Officially no, but maybe yeah before too long. And if Westminster is struggling to work out what all this actually means, God alone knows how teachers and doctors and police officers, and the firefighters so recently lionised for risking their lives in Grenfell Tower, are supposed to make sense of it.
Any private company that treated its staff this badly – first dangling hope and then snatching it away, all the while giving the exceedingly strong impression that its left hand had no idea what its right hand was doing – would be rightly condemned. More than that, it could expect its staff to start refreshing their CVs. Why put in the unpaid overtime for a boss who treats you in such a cavalier manner?

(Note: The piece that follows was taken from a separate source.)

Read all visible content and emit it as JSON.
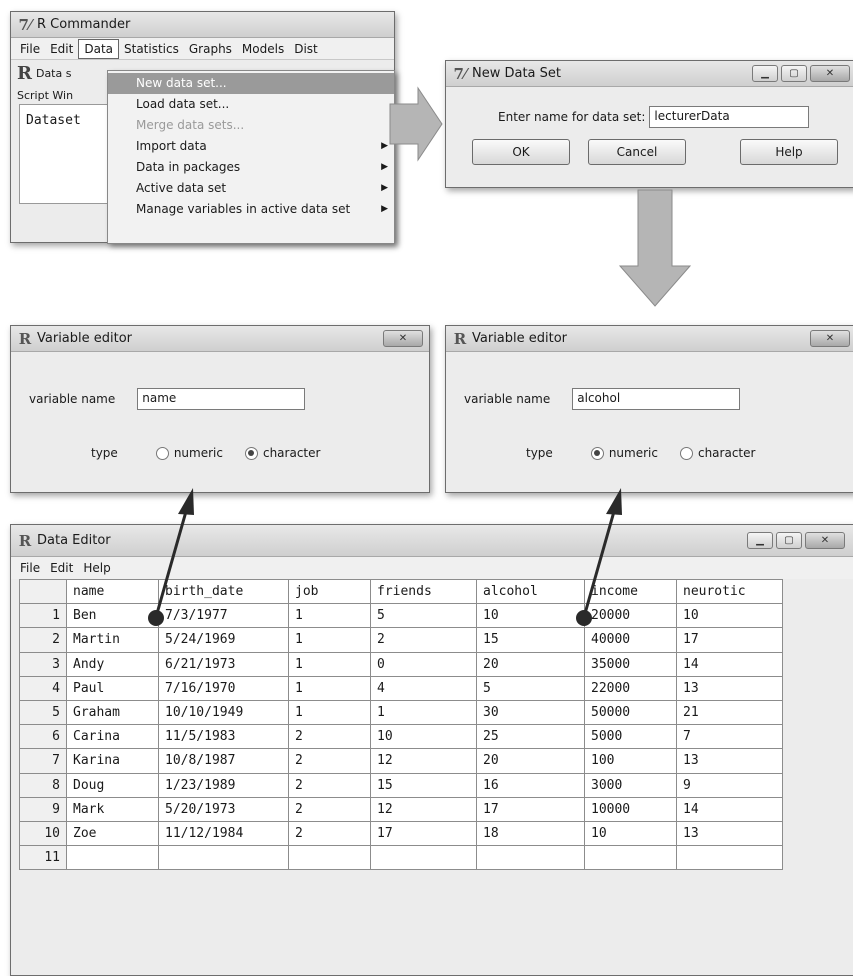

People need to know with reasonable certainty what they’re likely to earn, so that they can plan their lives: start a family, save up for a house, take a miserably difficult decision about whether to give up a job they used to love for something better paid and probably less stressful. This isn’t like U-turning over some abstract policy idea that might never have happened. It’s messing with real lives, and that has consequences.
As it happens, when the news started dribbling out I was chairing a housing conference in Manchester. For two days, in virtually every session, plaintive questions about public sector pay had been creeping in; not just from local government workers presumably anxious about their own futures, but from those who see the impact on people’s ability to pay the rent.
There were stories of nurses travelling two hours to work because they couldn’t afford to live anywhere near London hospitals; teachers who have no hope of buying. What were politicians going to do about it? The answer, it seems, is take an already confused situation and make it more confusing.
By refusing to break ranks and vote with Labour for pay rises, Tory MPs have managed – in many cases to their dismay – to make themselves look mean-spirited, heartless and hypocritical. After all, the health secretary, Jeremy Hunt, has been openly campaigning for a pay rise for NHS staff.